5 Moores Cancer Center, University of California San Diego School of Medicine, La Jolla, CA, USA

6 Department of Molecular Pharmacology and Physiology, Morsani College of Medicine, Hyperbaric Biomedical Research Laboratory, University of South Florida, Tampa, FL, USA

7 Department of Pediatrics, University of California Los Angeles School of Medicine, Westwood, CA, USA

8 Los Angeles Biomedical Research Institute (LABIOMED) at the Harbor-UCLA Medical Center, Torrance, CA, USA

9 SiDMAP, LLC, Culver City, CA, USA

10 UCLA Clinical and Translational Science Institute, Torrance, CA, USA

Correspondence to:

László G. Boros, email:

Keywords: imatinib, phenformin, deuterobolomics, lipitor, metformin

Received: January 06, 2017 Accepted: February 24, 2017 Published: March 15, 2017

Abstract

Phenformin’s recently demonstrated efficacy in melanoma and Gleevec’s demonstrated anti-proliferative action in chronic myeloid leukemia may lie within these drugs’ significant pharmacokinetics, pharmacodynamics and structural homologies, which are reviewed herein. Gleevec’s success in turning a fatal leukemia into a manageable chronic disease has been trumpeted in medical, economic, political and social circles because it is considered the first successful targeted therapy. Investments have been immense in omics analyses and while in some cases they greatly helped the management of patients, in others targeted therapies failed to achieve clinically stable recurrence-free disease course or to substantially extend survival. Nevertheless protein kinase controlling approaches have persisted despite early warnings that the targeted genomics narrative is overblown. Experimental and clinical observations with Phenformin suggest an alternative explanation for Gleevec’s mode of action.
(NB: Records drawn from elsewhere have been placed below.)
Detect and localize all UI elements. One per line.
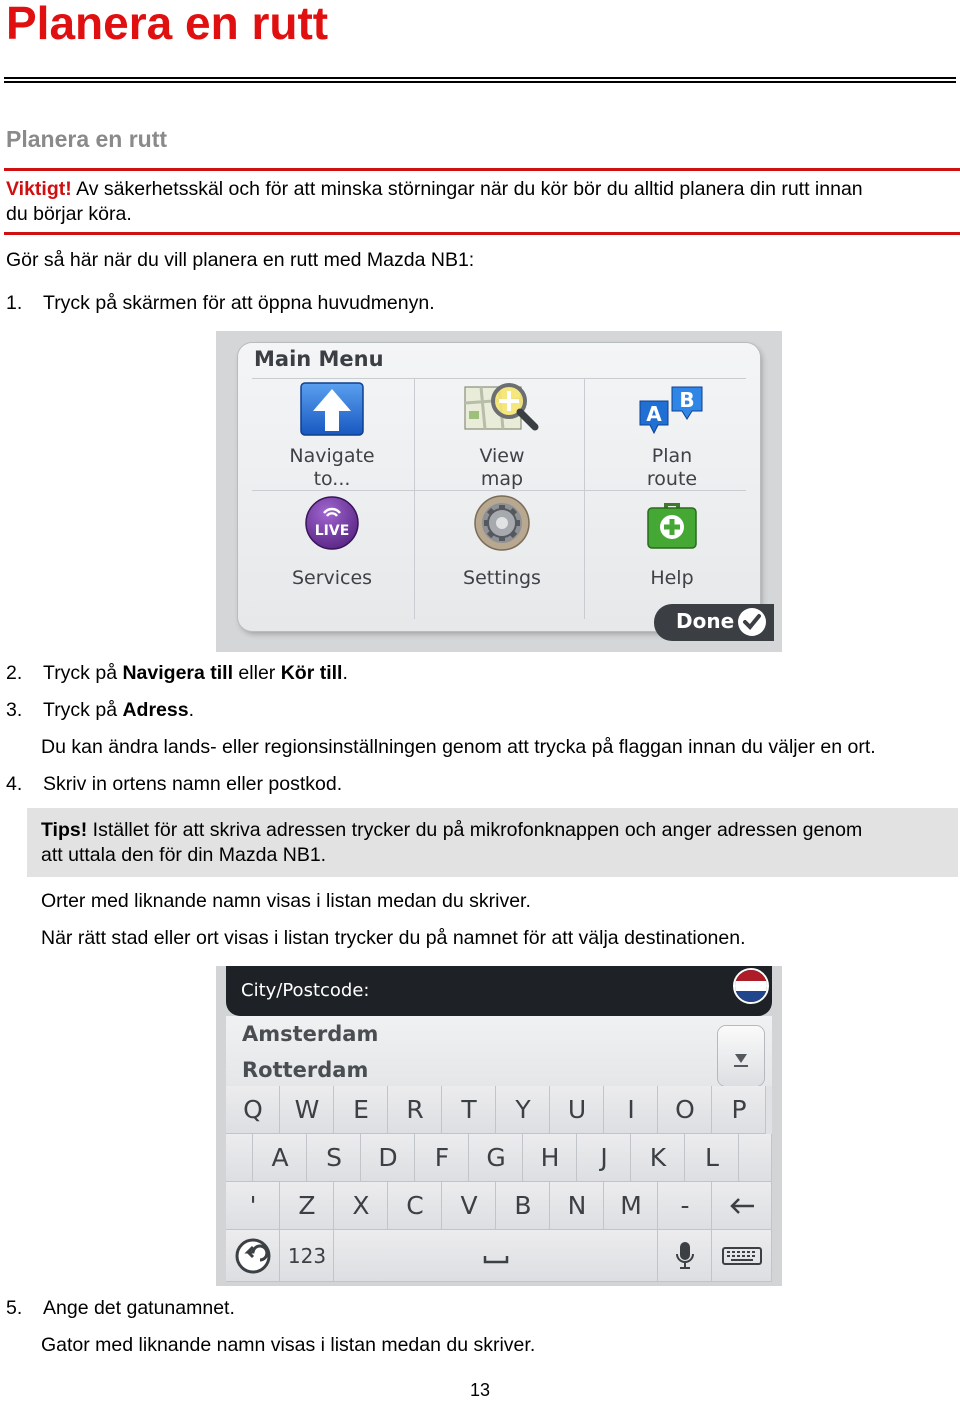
key-row2-spacer [226,1134,253,1182]
key-a[interactable]: A [253,1134,307,1182]
key-h[interactable]: H [523,1134,577,1182]
key-t[interactable]: T [442,1086,496,1134]
step-2-bold-1: Navigera till [122,662,234,684]
menu-item-navigate-to[interactable] [247,381,417,491]
key-row2-end [739,1134,772,1182]
menu-item-plan-route[interactable] [587,381,757,491]
key-w[interactable]: W [280,1086,334,1134]
menu-item-settings[interactable] [417,493,587,590]
keyboard-switch-key[interactable] [712,1230,772,1282]
step-1-number: 1. [6,292,23,314]
step-3-post: . [188,699,195,721]
main-menu-panel [238,343,760,631]
important-text: Av säkerhetsskäl och för att minska störningar när du kör bör du alltid planera din rutt innan [71,178,863,200]
microphone-icon [670,1230,700,1282]
step-2 [6,661,348,686]
scroll-down-button[interactable] [718,1026,764,1086]
checkmark-icon [738,608,766,636]
menu-item-plan-route-line2: route [646,468,698,490]
step-2-mid: eller [233,662,281,684]
tips-text [41,818,862,868]
important-top-rule [4,168,960,171]
map-magnifier-icon [459,381,545,439]
navigate-arrow-icon [299,381,365,439]
intro-text: Gör så här när du vill planera en rutt med Mazda NB1: [6,249,475,271]
menu-item-services-label: Services [291,567,373,589]
menu-item-navigate-line2: to... [313,468,351,490]
step-3-number: 3. [6,699,23,721]
important-note [6,177,863,227]
menu-item-navigate-line1: Navigate [289,445,375,467]
city-postcode-label: City/Postcode: [241,980,370,1001]
step-5-text: Ange det gatunamnet. [43,1297,235,1319]
live-badge-text: LIVE [314,523,350,539]
step-1-text: Tryck på skärmen för att öppna huvudmenyn. [43,292,435,314]
main-menu-screenshot [216,331,782,652]
key-p[interactable]: P [712,1086,766,1134]
city-keyboard-screenshot [216,966,782,1286]
done-button-label: Done [676,609,735,633]
step-4-text: Skriv in ortens namn eller postkod. [43,773,343,795]
key-f[interactable]: F [415,1134,469,1182]
tips-body-2: att uttala den för din Mazda NB1. [41,844,327,866]
section-title: Planera en rutt [6,126,168,152]
important-bottom-rule [4,232,960,235]
title-rule [4,77,956,79]
after-tips-p1: Orter med liknande namn visas i listan medan du skriver. [41,890,531,912]
step-3-note: Du kan ändra lands- eller regionsinställningen genom att trycka på flaggan innan du väljer en ort. [41,736,876,758]
step-4-number: 4. [6,773,23,795]
netherlands-flag-icon[interactable] [733,968,769,1004]
page-number: 13 [470,1380,491,1400]
key-s[interactable]: S [307,1134,361,1182]
city-result-1[interactable]: Amsterdam [242,1022,379,1046]
back-arrow-icon [231,1230,275,1282]
tips-label: Tips! [41,819,88,841]
step-4 [6,772,342,797]
key-n[interactable]: N [550,1182,604,1230]
menu-item-plan-route-line1: Plan [651,445,693,467]
step-2-post: . [342,662,348,684]
keyboard-icon [719,1230,765,1282]
plan-route-b-letter: B [679,388,695,412]
first-aid-kit-icon [642,493,702,553]
key-z[interactable]: Z [280,1182,334,1230]
key-e[interactable]: E [334,1086,388,1134]
key-b[interactable]: B [496,1182,550,1230]
key-m[interactable]: M [604,1182,658,1230]
key-r[interactable]: R [388,1086,442,1134]
footer-note: Gator med liknande namn visas i listan medan du skriver. [41,1334,536,1356]
key-u[interactable]: U [550,1086,604,1134]
key-k[interactable]: K [631,1134,685,1182]
key-j[interactable]: J [577,1134,631,1182]
key-v[interactable]: V [442,1182,496,1230]
important-text-2: du börjar köra. [6,203,132,225]
plan-route-a-letter: A [646,402,662,426]
key-x[interactable]: X [334,1182,388,1230]
step-1 [6,291,435,316]
menu-item-view-map-line1: View [479,445,525,467]
space-bar-icon [481,1230,511,1282]
menu-item-view-map[interactable] [417,381,587,491]
city-header [226,966,772,1016]
key-g[interactable]: G [469,1134,523,1182]
scroll-down-arrow-icon [718,1026,764,1086]
menu-item-help-label: Help [650,567,694,589]
back-button[interactable] [226,1230,280,1282]
numbers-key[interactable]: 123 [280,1230,334,1282]
step-2-pre: Tryck på [43,662,123,684]
city-results-list [226,1016,772,1088]
title-rule-2 [4,81,956,83]
backspace-arrow-icon [722,1182,762,1230]
key-i[interactable]: I [604,1086,658,1134]
microphone-key[interactable] [658,1230,712,1282]
after-tips-p2: När rätt stad eller ort visas i listan trycker du på namnet för att välja destinationen. [41,927,746,949]
step-2-number: 2. [6,662,23,684]
done-button[interactable] [654,604,774,641]
gear-icon [472,493,532,553]
page-title: Planera en rutt [6,0,329,49]
tips-body: Istället för att skriva adressen trycker du på mikrofonknappen och anger adressen genom [87,819,863,841]
key-c[interactable]: C [388,1182,442,1230]
key-hyphen[interactable]: - [658,1182,712,1230]
main-menu-title: Main Menu [254,347,384,371]
key-d[interactable]: D [361,1134,415,1182]
menu-item-help[interactable] [587,493,757,590]
live-services-icon [302,493,362,553]
step-5 [6,1296,235,1321]
backspace-key[interactable] [712,1182,772,1230]
menu-item-services[interactable] [247,493,417,590]
menu-item-settings-label: Settings [463,567,541,589]
menu-divider-top [252,378,746,379]
city-result-2[interactable]: Rotterdam [242,1058,369,1082]
menu-item-view-map-line2: map [480,468,524,490]
keyboard [226,1086,772,1282]
step-2-bold-2: Kör till [280,662,343,684]
important-label: Viktigt! [6,178,72,200]
step-3-bold: Adress [122,699,189,721]
step-3 [6,698,194,723]
step-5-number: 5. [6,1297,23,1319]
step-3-pre: Tryck på [43,699,123,721]
key-y[interactable]: Y [496,1086,550,1134]
space-key[interactable] [334,1230,658,1282]
key-q[interactable]: Q [226,1086,280,1134]
key-l[interactable]: L [685,1134,739,1182]
ab-route-icon [632,381,712,439]
key-o[interactable]: O [658,1086,712,1134]
key-apostrophe[interactable]: ' [226,1182,280,1230]
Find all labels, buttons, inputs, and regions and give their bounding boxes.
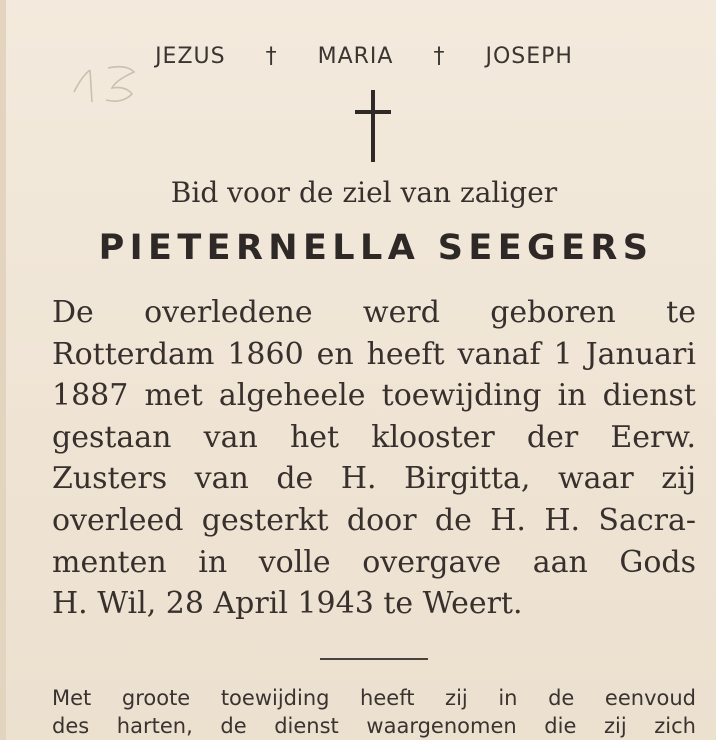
invocation-word-jezus: JEZUS (155, 44, 226, 69)
footer-line: des harten, de dienst waargenomen die zij zich (52, 714, 696, 738)
latin-cross-icon (355, 90, 391, 162)
footer-line: Met groote toewijding heeft zij in de eenvoud (52, 686, 696, 710)
body-line: overleed gesterkt door de H. H. Sacra- (52, 502, 696, 538)
invocation-line (6, 44, 716, 69)
body-line: menten in volle overgave aan Gods (52, 544, 696, 580)
deceased-name: PIETERNELLA SEEGERS (98, 228, 654, 268)
divider (320, 658, 428, 660)
invocation-separator: † (433, 44, 446, 69)
body-line: H. Wil, 28 April 1943 te Weert. (52, 586, 523, 622)
body-line: Zusters van de H. Birgitta, waar zij (52, 461, 696, 497)
biography-text (52, 292, 696, 625)
body-line: gestaan van het klooster der Eerw. (52, 419, 696, 455)
body-line: 1887 met algeheele toewijding in dienst (52, 378, 696, 414)
invocation-word-maria: MARIA (317, 44, 394, 69)
invocation-word-joseph: JOSEPH (485, 44, 573, 69)
body-line: Rotterdam 1860 en heeft vanaf 1 Januari (52, 336, 696, 372)
invocation-separator: † (265, 44, 278, 69)
footer-text (52, 684, 696, 740)
intro-line: Bid voor de ziel van zaliger (170, 176, 558, 209)
body-line: De overledene werd geboren te (52, 295, 696, 330)
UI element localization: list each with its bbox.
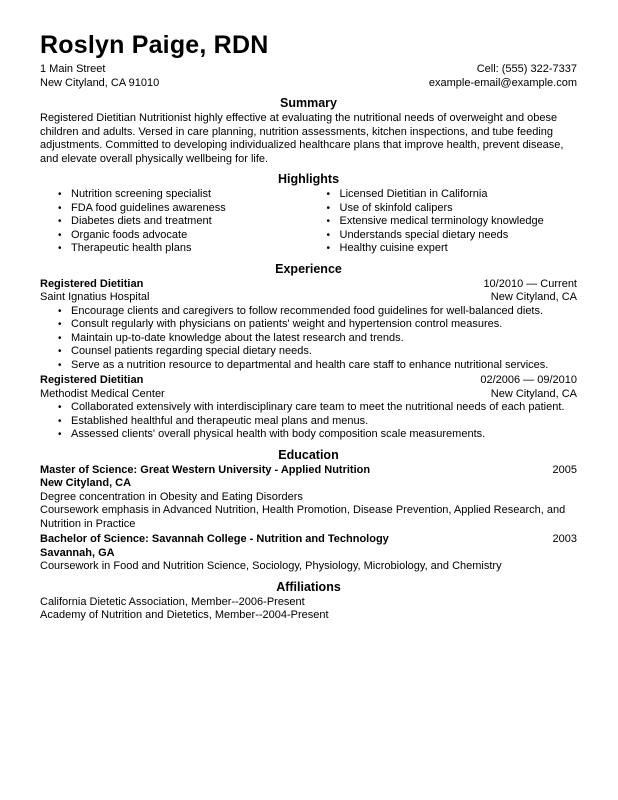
highlight-item: • Therapeutic health plans xyxy=(40,242,309,256)
highlight-item: • Organic foods advocate xyxy=(40,229,309,243)
highlight-item: • Nutrition screening specialist xyxy=(40,188,309,202)
job-duty: • Encourage clients and caregivers to follow recommended food guidelines for well-balanced diets. xyxy=(40,305,577,319)
job-employer-row xyxy=(40,291,577,305)
job-duty: • Established healthful and therapeutic meal plans and menus. xyxy=(40,415,577,429)
education-heading: Education xyxy=(278,447,339,462)
summary-heading: Summary xyxy=(280,96,337,110)
affiliation-item: California Dietetic Association, Member--2006-Present xyxy=(40,595,305,608)
highlights-heading: Highlights xyxy=(277,172,340,186)
job-duty: • Serve as a nutrition resource to departmental and health care staff to enhance nutritional services. xyxy=(40,359,577,373)
highlight-item: • Use of skinfold calipers xyxy=(309,202,578,216)
education-detail: Coursework in Food and Nutrition Science, Sociology, Physiology, Microbiology, and Chemistry xyxy=(40,560,502,572)
highlight-item: • Diabetes diets and treatment xyxy=(40,215,309,229)
job-duties xyxy=(40,401,577,442)
job-location: New Cityland, CA xyxy=(490,291,577,303)
degree-row xyxy=(40,533,577,547)
job-duty: • Collaborated extensively with interdisciplinary care team to meet the nutritional needs of each patient. xyxy=(40,401,577,415)
affiliation-item: Academy of Nutrition and Dietetics, Member--2004-Present xyxy=(40,609,329,621)
highlights-list xyxy=(40,188,577,256)
highlight-item: • Understands special dietary needs xyxy=(309,229,578,243)
job-title-row xyxy=(40,374,577,388)
job-title: Registered Dietitian xyxy=(40,277,144,290)
summary-text: Registered Dietitian Nutritionist highly effective at evaluating the nutritional needs of overweight and obese children and adults. Versed in care planning, nutrition assessments, kitchen inspections, and tube feeding adjustments. Committed to developing individualized healthcare plans that improve health, prevent disease, and elevate overall physically wellbeing for life. xyxy=(40,112,564,165)
highlight-item: • Licensed Dietitian in California xyxy=(309,188,578,202)
degree-year: 2005 xyxy=(552,463,577,476)
highlight-item: • FDA food guidelines awareness xyxy=(40,202,309,216)
highlight-item: • Extensive medical terminology knowledge xyxy=(309,215,578,229)
phone-number: Cell: (555) 322-7337 xyxy=(476,63,577,75)
candidate-name: Roslyn Paige, RDN xyxy=(40,31,269,59)
job-duty: • Assessed clients' overall physical health with body composition scale measurements. xyxy=(40,428,577,442)
job-entry xyxy=(40,278,577,373)
job-employer: Methodist Medical Center xyxy=(40,387,165,400)
job-employer: Saint Ignatius Hospital xyxy=(40,291,150,303)
job-duty: • Consult regularly with physicians on patients' weight and hypertension control measures. xyxy=(40,318,577,332)
job-employer-row xyxy=(40,388,577,402)
email-address[interactable]: example-email@example.com xyxy=(428,76,577,89)
job-location: New Cityland, CA xyxy=(490,387,577,400)
education-detail: Coursework emphasis in Advanced Nutrition, Health Promotion, Disease Prevention, Applied Research, and Nutrition in Practice xyxy=(40,504,566,530)
contact-row-1 xyxy=(40,63,577,77)
highlight-item: • Healthy cuisine expert xyxy=(309,242,578,256)
education-entry xyxy=(40,464,577,532)
degree-row xyxy=(40,464,577,478)
highlights-left-column xyxy=(40,188,309,256)
job-entry xyxy=(40,374,577,442)
city-address: New Cityland, CA 91010 xyxy=(40,76,160,89)
contact-row-2 xyxy=(40,77,577,91)
job-title: Registered Dietitian xyxy=(40,374,144,386)
experience-heading: Experience xyxy=(275,261,342,276)
education-entry xyxy=(40,533,577,574)
school-location: Savannah, GA xyxy=(40,546,115,559)
school-location: New Cityland, CA xyxy=(40,477,132,489)
degree-title: Bachelor of Science: Savannah College - Nutrition and Technology xyxy=(40,533,389,545)
job-title-row xyxy=(40,278,577,292)
highlights-right-column xyxy=(309,188,578,256)
resume-page xyxy=(40,30,577,623)
job-dates: 10/2010 — Current xyxy=(483,277,577,290)
street-address: 1 Main Street xyxy=(40,63,106,75)
education-detail: Degree concentration in Obesity and Eating Disorders xyxy=(40,490,303,503)
job-dates: 02/2006 — 09/2010 xyxy=(480,374,577,386)
job-duty: • Maintain up-to-date knowledge about the latest research and trends. xyxy=(40,332,577,346)
degree-title: Master of Science: Great Western University - Applied Nutrition xyxy=(40,463,371,476)
job-duties xyxy=(40,305,577,373)
degree-year: 2003 xyxy=(552,533,577,545)
affiliations-heading: Affiliations xyxy=(276,579,341,594)
job-duty: • Counsel patients regarding special dietary needs. xyxy=(40,345,577,359)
Using 13C-guided precise flux measurements, a comparative multiple cell line study demonstrated the drug’s downstream impact on submolecular fatty acid processing metabolic events that occurred independent of Gleevec’s molecular target. Clinical observations that hyperlipidemia and diabetes are both reversed in mice and in patients taking Gleevec support the drugs’ primary metabolic targets by biguanides and statins. This is evident by structural data demonstrating that Gleevec shows pyridine- and phenyl-guanidine homology with Phenformin and identical phenylcarbamoyl structural and ligand binding homology with Lipitor. The misunderstood mechanism of action of Gleevec is emblematic of the pervasive flawed reasoning that genomic analysis will lead to targeted, personalized diagnosis and therapy. The alternative perspective for Gleevec’s mode of action may turn oncotargets towards metabolic channel reaction architectures in leukemia and melanoma, as well as in other cancers.